Helen, Körler Okulu’ndan sonra Sağırlar Okulu’na da gitti. Anne Sullivan, bu okulda da onun yanında olup tercümanlığını yaptı ve ona destek oldu. Öğretmenlerin anlattıklarını Helen’in ellerine çizerek anlamasını sağladı. Braille Alfabesi’yle yazdı, Helen bunları okudu. Öğrenmeye çok istekli ve zeki bir öğrenciydi. Doğuştan ve çok küçük yaşta sağır olanların çok zor öğrenebileceği konuşmayı bile öğrendi. Okulundan lisans derecesi alan, ilk kör ve sağır öğrenci olarak mezun oldu. Öğrendiklerini anlatmaya başladı ve hatta Braille Alfabesi’yle kendi hayatını yazdı. Bunu “Hayatımın Hikayesi” adı ile kitaplaştırdı ve kitap 50 dile çevrildi.
Helen, mezun olduktan sonra hayatını, engellilerin eğitimine ve onlara yaşama sevinci aşılamaya adadı. Engelliler için eğitimin çok önemli olduğunu ve eğitimle tüm zorlukların aşılacağını anlatan çalışmalar yaptı. Beş dil bilen, satranç oynayan, yüzen, bisiklet, kano ve yelkenli ile gezintiye çıkan Helen, binlerce engellinin hayata tutunmasına sebep oldu.

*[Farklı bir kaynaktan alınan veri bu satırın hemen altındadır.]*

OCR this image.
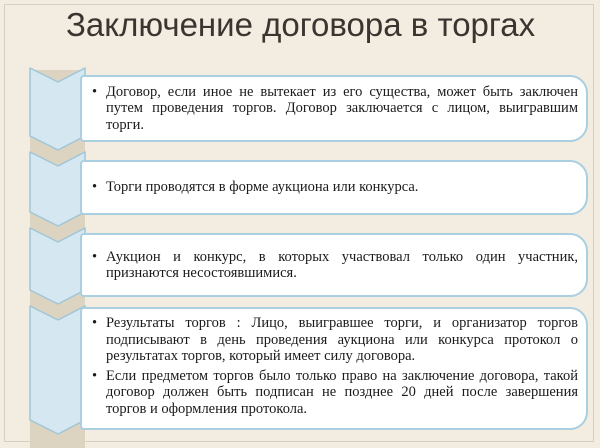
Заключение договора в торгах
• Договор, если иное не вытекает из его существа, может быть заключен путем проведения торгов. Договор заключается с лицом, выигравшим торги.
• Торги проводятся в форме аукциона или конкурса.
• Аукцион и конкурс, в которых участвовал только один участник, признаются несостоявшимися.
• Результаты торгов : Лицо, выигравшее торги, и организатор торгов подписывают в день проведения аукциона или конкурса протокол о результатах торгов, который имеет силу договора.
• Если предметом торгов было только право на заключение договора, такой договор должен быть подписан не позднее 20 дней после завершения торгов и оформления протокола.
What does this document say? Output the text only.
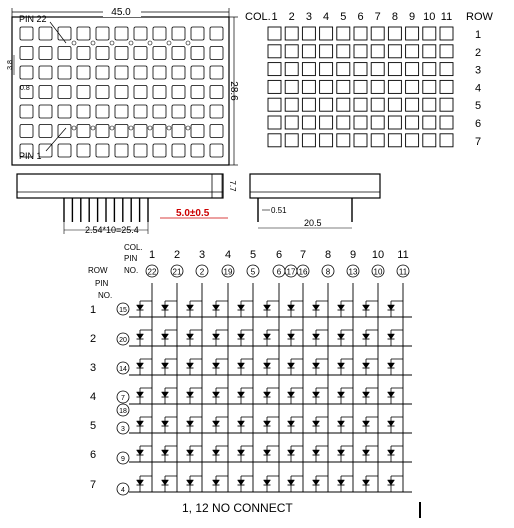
45.0
28.6
3.8
0.8
PIN 22
PIN 1
COL.	ROW
1 2 3 4 5 6 7 8 9 10 11
1
2
3
4
5
6
7
7.7
5.0±0.5
2.54*10=25.4
0.51
20.5
COL.
PIN
NO.
ROW
PIN
NO.
1 2 3 4 5 6 7 8 9 10 11
22 21 2 19 5	6 17 16 8 13 10 11
1
2
3
4
5
6
7
15
20
14
7
18
3
9
4
1, 12 NO CONNECT
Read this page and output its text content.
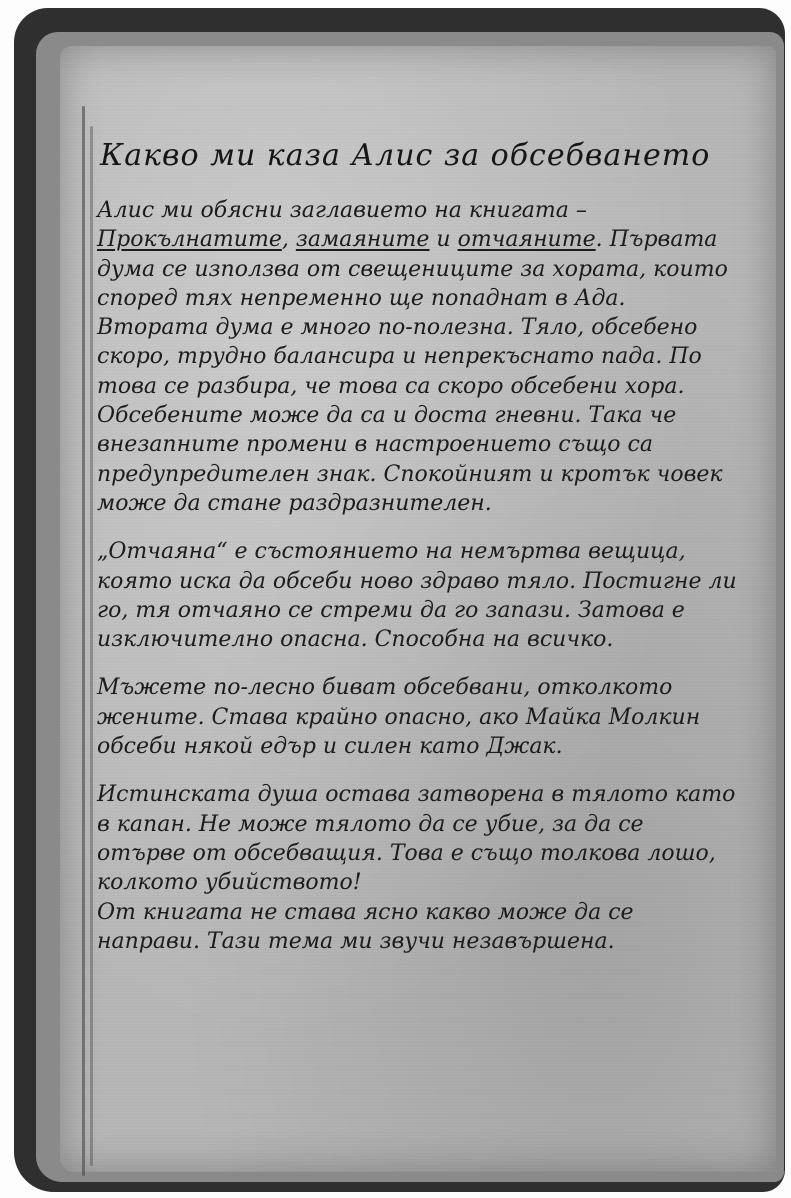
Какво ми каза Алис за обсебването

Алис ми обясни заглавието на книгата – Прокълнатите, замаяните и отчаяните. Първата дума се използва от свещениците за хората, които според тях непременно ще попаднат в Ада. Втората дума е много по-полезна. Тяло, обсебено скоро, трудно балансира и непрекъснато пада. По това се разбира, че това са скоро обсебени хора. Обсебените може да са и доста гневни. Така че внезапните промени в настроението също са предупредителен знак. Спокойният и кротък човек може да стане раздразнителен.

„Отчаяна“ е състоянието на немъртва вещица, която иска да обсеби ново здраво тяло. Постигне ли го, тя отчаяно се стреми да го запази. Затова е изключително опасна. Способна на всичко.

Мъжете по-лесно биват обсебвани, отколкото жените. Става крайно опасно, ако Майка Молкин обсеби някой едър и силен като Джак.

Истинската душа остава затворена в тялото като в капан. Не може тялото да се убие, за да се отърве от обсебващия. Това е също толкова лошо, колкото убийството!

От книгата не става ясно какво може да се направи. Тази тема ми звучи незавършена.
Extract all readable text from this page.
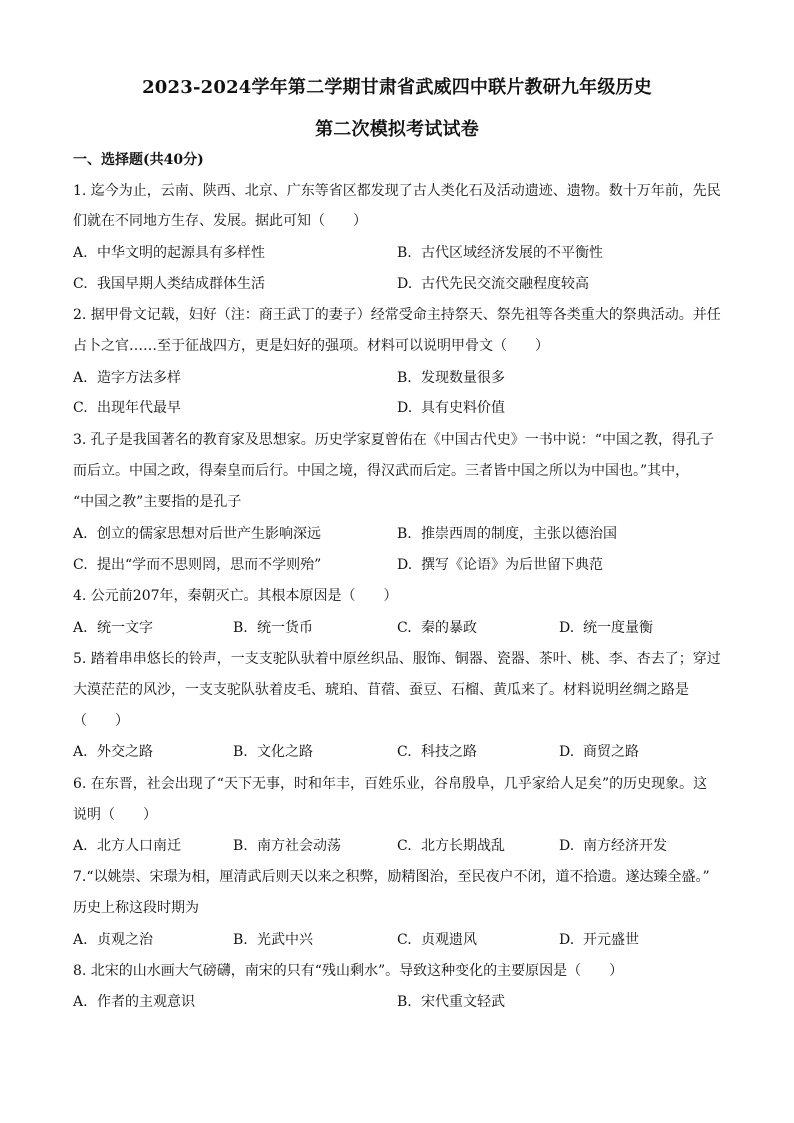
2023-2024学年第二学期甘肃省武威四中联片教研九年级历史
第二次模拟考试试卷
一、选择题(共40分)
1. 迄今为止，云南、陕西、北京、广东等省区都发现了古人类化石及活动遗迹、遗物。数十万年前，先民
们就在不同地方生存、发展。据此可知（　　）
A. 中华文明的起源具有多样性	B. 古代区域经济发展的不平衡性
C. 我国早期人类结成群体生活	D. 古代先民交流交融程度较高
2. 据甲骨文记载，妇好（注：商王武丁的妻子）经常受命主持祭天、祭先祖等各类重大的祭典活动。并任
占卜之官……至于征战四方，更是妇好的强项。材料可以说明甲骨文（　　）
A. 造字方法多样	B. 发现数量很多
C. 出现年代最早	D. 具有史料价值
3. 孔子是我国著名的教育家及思想家。历史学家夏曾佑在《中国古代史》一书中说：“中国之教，得孔子
而后立。中国之政，得秦皇而后行。中国之境，得汉武而后定。三者皆中国之所以为中国也。”其中，
“中国之教”主要指的是孔子
A. 创立的儒家思想对后世产生影响深远	B. 推崇西周的制度，主张以德治国
C. 提出“学而不思则罔，思而不学则殆”	D. 撰写《论语》为后世留下典范
4. 公元前207年，秦朝灭亡。其根本原因是（　　）
A. 统一文字	B. 统一货币	C. 秦的暴政	D. 统一度量衡
5. 踏着串串悠长的铃声，一支支驼队驮着中原丝织品、服饰、铜器、瓷器、茶叶、桃、李、杏去了；穿过
大漠茫茫的风沙，一支支驼队驮着皮毛、琥珀、苜蓿、蚕豆、石榴、黄瓜来了。材料说明丝绸之路是
（　　）
A. 外交之路	B. 文化之路	C. 科技之路	D. 商贸之路
6. 在东晋，社会出现了“天下无事，时和年丰，百姓乐业，谷帛殷阜，几乎家给人足矣”的历史现象。这
说明（　　）
A. 北方人口南迁	B. 南方社会动荡	C. 北方长期战乱	D. 南方经济开发
7.“以姚崇、宋璟为相，厘清武后则天以来之积弊，励精图治，至民夜户不闭，道不拾遗。遂达臻全盛。”
历史上称这段时期为
A. 贞观之治	B. 光武中兴	C. 贞观遗风	D. 开元盛世
8. 北宋的山水画大气磅礴，南宋的只有“残山剩水”。导致这种变化的主要原因是（　　）
A. 作者的主观意识	B. 宋代重文轻武
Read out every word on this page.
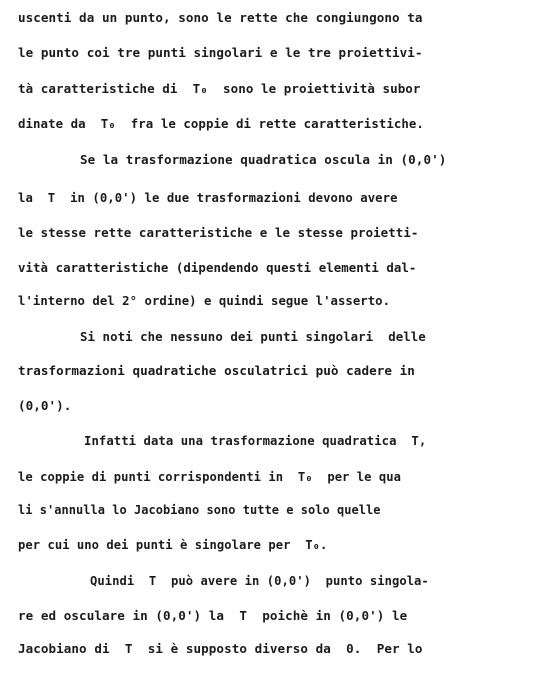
uscenti da un punto, sono le rette che congiungono ta
le punto coi tre punti singolari e le tre proiettivi-
tà caratteristiche di  T₀  sono le proiettività subor
dinate da  T₀  fra le coppie di rette caratteristiche.
Se la trasformazione quadratica oscula in (0,0')
la  T  in (0,0') le due trasformazioni devono avere
le stesse rette caratteristiche e le stesse proietti-
vità caratteristiche (dipendendo questi elementi dal-
l'interno del 2° ordine) e quindi segue l'asserto.
Si noti che nessuno dei punti singolari  delle
trasformazioni quadratiche osculatrici può cadere in
(0,0').
Infatti data una trasformazione quadratica  T,
le coppie di punti corrispondenti in  T₀  per le qua
li s'annulla lo Jacobiano sono tutte e solo quelle
per cui uno dei punti è singolare per  T₀.
Quindi  T  può avere in (0,0')  punto singola-
re ed osculare in (0,0') la  T  poichè in (0,0') le
Jacobiano di  T  si è supposto diverso da  0.  Per lo
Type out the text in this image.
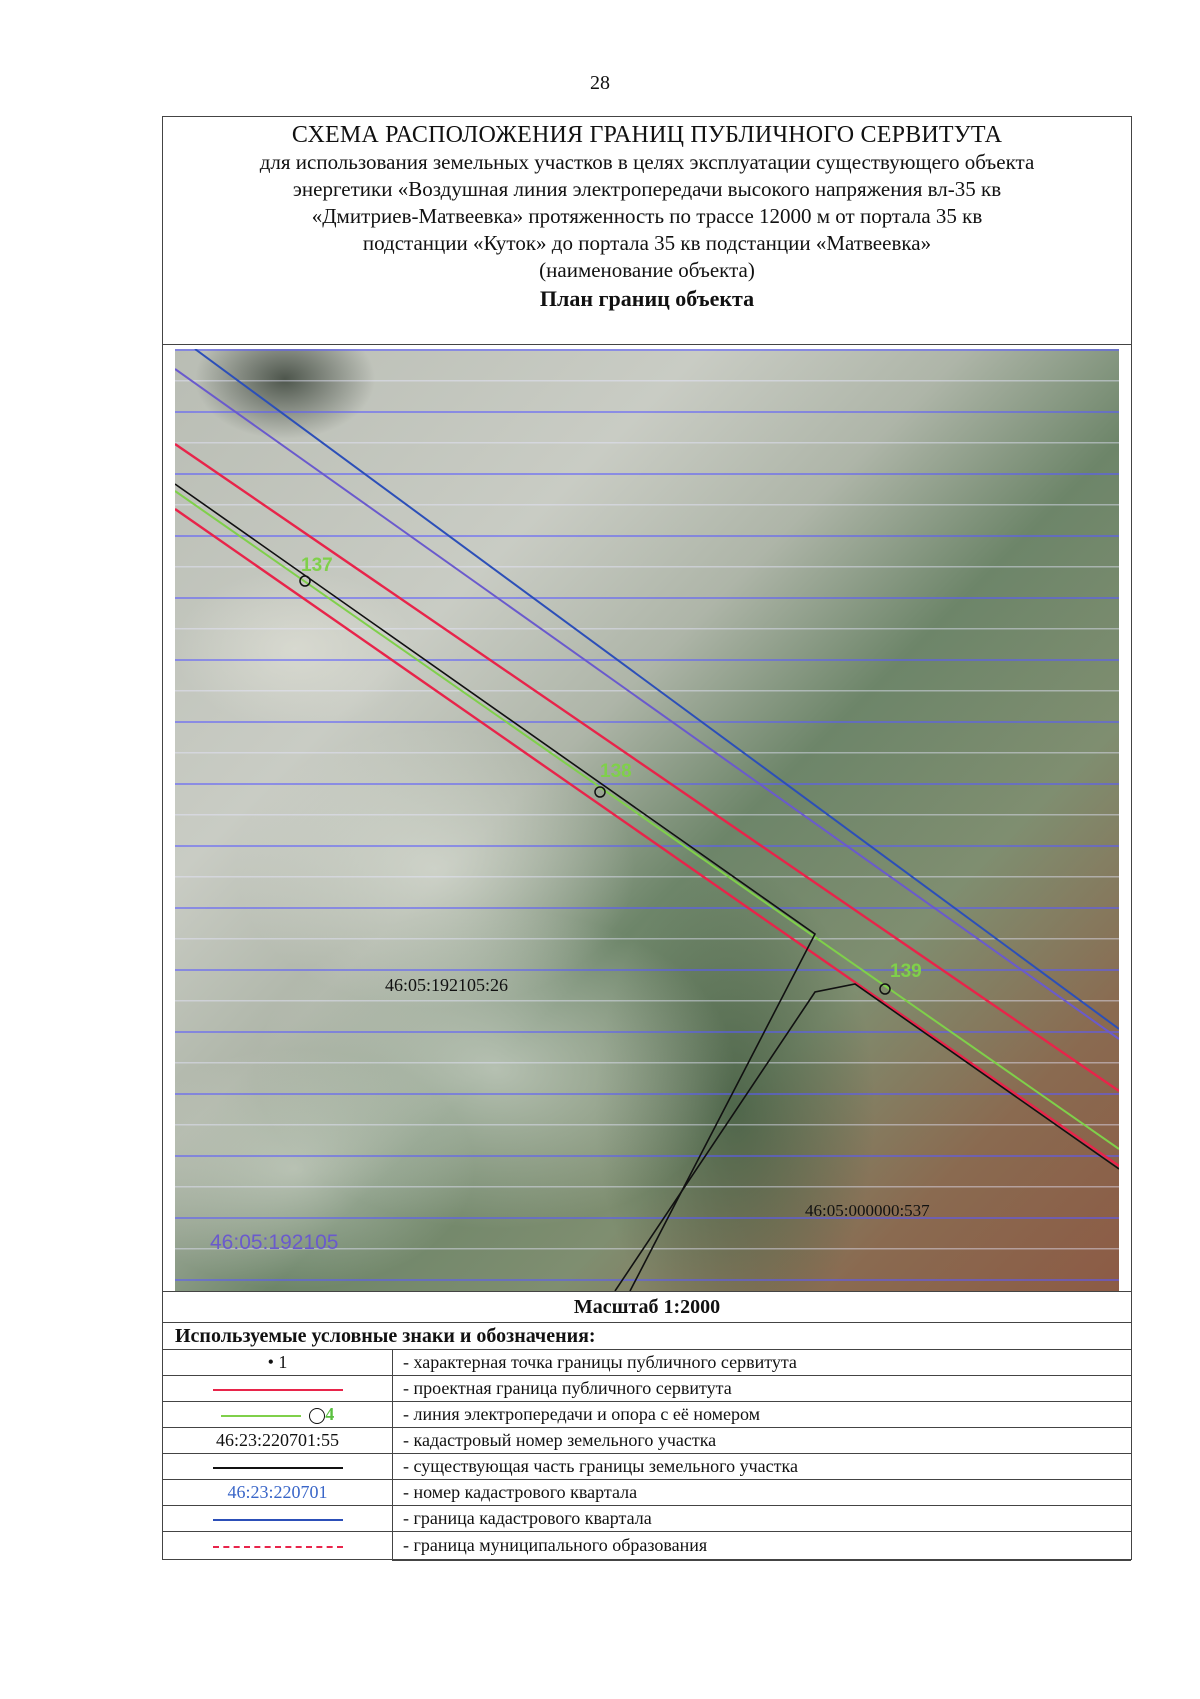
28
СХЕМА РАСПОЛОЖЕНИЯ ГРАНИЦ ПУБЛИЧНОГО СЕРВИТУТА
для использования земельных участков в целях эксплуатации существующего объекта
энергетики «Воздушная линия электропередачи высокого напряжения вл-35 кв
«Дмитриев-Матвеевка» протяженность по трассе 12000 м от портала 35 кв
подстанции «Куток» до портала 35 кв подстанции «Матвеевка»
(наименование объекта)
План границ объекта
137
138
139
46:05:192105:26
46:05:000000:537
46:05:192105
Масштаб 1:2000
Используемые условные знаки и обозначения:
• 1	- характерная точка границы публичного сервитута
	- проектная граница публичного сервитута
4	- линия электропередачи и опора с её номером
46:23:220701:55	- кадастровый номер земельного участка
	- существующая часть границы земельного участка
46:23:220701	- номер кадастрового квартала
	- граница кадастрового квартала
	- граница муниципального образования
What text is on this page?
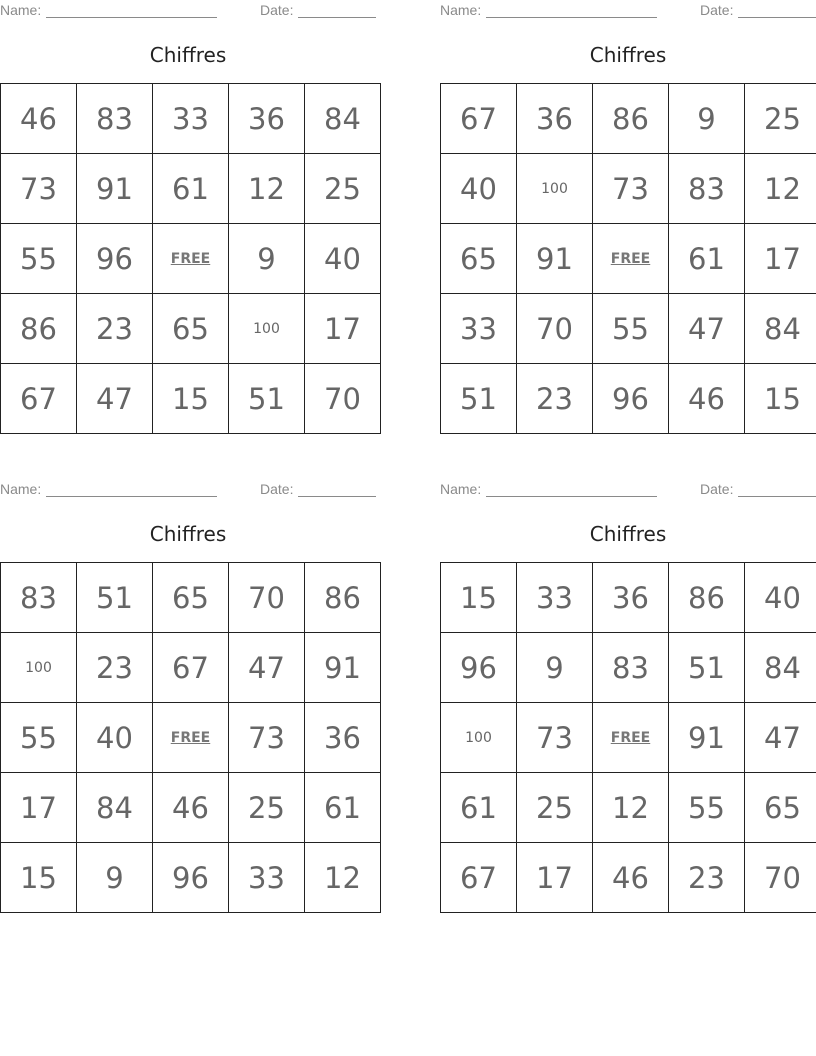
Name:	Date:
Chiffres
46	83	33	36	84
73	91	61	12	25
55	96	FREE	9	40
86	23	65	100	17
67	47	15	51	70
Name:	Date:
Chiffres
67	36	86	9	25
40	100	73	83	12
65	91	FREE	61	17
33	70	55	47	84
51	23	96	46	15
Name:	Date:
Chiffres
83	51	65	70	86
100	23	67	47	91
55	40	FREE	73	36
17	84	46	25	61
15	9	96	33	12
Name:	Date:
Chiffres
15	33	36	86	40
96	9	83	51	84
100	73	FREE	91	47
61	25	12	55	65
67	17	46	23	70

Amerika ve davet edildiği deniz aşırı ülkelerde, konuşarak ya da işaret diliyle verdiği konferanslarda geniş kitleleri etkiledi. Helen Keller, felsefe alanında doktora yaptı ve hayatı boyunca pek çok üniversiteden onursal doktora derecesi aldı. Braille Alfabesi’yle makaleler yazdı, sözleri tüm dünyaya yayıldı ve 11 kitaba imza attı.
Helen Keller, 50 yıl boyunca hep yanında olup ona destek olan Anne Sullivan’a çok şey borçluydu. Helen’in bu örnek hayatı yapımcılardan da kaçmadı ve hayatı beyazperdeye de aktarıldı. Amerika’nın büyük ödülü Özgürlük Madalyası’nı aldı. 1968 yılında dünyadan ayrılan Helen Keller, 88 yıllık hayatına sayısız başarı sığdırdı. Helen Keller’in ölümünden bu yana 44 yıl geçmesine rağmen başardıkları, örnek hayatı ve mücadelesi onu efsaneleştirdi. Hikayesini ve yaptıklarını okuyunca kör, sağır ve dilsiz bir insan bunları nasıl yapabilir diye düşünmemek elde değil. Ama anlıyoruz ki engel gibi görünenler, engel olmayabilir! Sessiz ve karanlık bir dünyada bile çok şey yapılabilir!